Sleep disorders have emerged as a widespread public health concern, primarily due to their association with an increased risk of developing cardiovascular diseases. Our previous research indicated a potential direct impact of insufficient sleep duration on cardiac remodeling in children and adolescents. Nevertheless, the underlying mechanisms behind the link between sleep fragmentation (SF) and cardiac abnormalities remain unclear.

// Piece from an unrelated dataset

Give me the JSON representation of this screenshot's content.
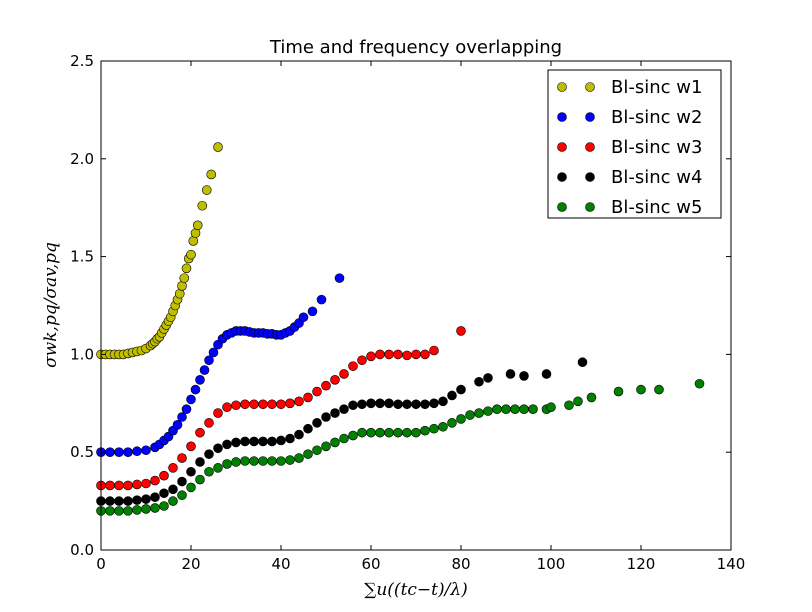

In this study, we aimed to investigate the effects of SF interventions at various life stages on cardiac structure and function, as well as to identify genes associated with SF-induced cardiac dysfunction. To achieve this, we established mouse models of chronic SF and two-week sleep recovery (SR). Our results revealed that chronic SF significantly compromised left ventricular contractile function across different life stages, leading to alterations in cardiac structure and ventricular remodeling, particularly during early life stages. Moreover, microarray analysis of mouse heart tissue identified two significant modules and nine hub genes (Ddx60, Irf9, Oasl2, Rnf213, Cmpk2, Stat2, Parp14, Gbp3, and Herc6) through protein-protein interaction analysis. Notably, the interactome predominantly involved innate immune responses. Importantly, all hub genes lost significance following SR. The second module primarily consisted of circadian clock genes, and real-time PCR validation demonstrated significant upregulation of Arntl, Dbp, and Cry1 after SF, while subsequent SR restored normal Arntl expression. Furthermore, the expression levels of four hub genes (Ddx60, Irf9, Oasl2, and Cmpk2) and three circadian clock genes (Arntl, Dbp, and Cry1) exhibited correlations with structural and functional echocardiographic parameters. Overall, our findings suggest that SF impairs left ventricular contractile function and ventricular remodeling during early life stages, and this may be mediated by modulation of the innate immune response and circadian rhythm. Importantly, our findings suggest that a short period of SR can alleviate the detrimental effects of SF on the cardiac immune response, while the influence of SF on circadian rhythm appears to be more persistent. These findings underscore the importance of good sleep for maintaining cardiac health, particularly during early life stages.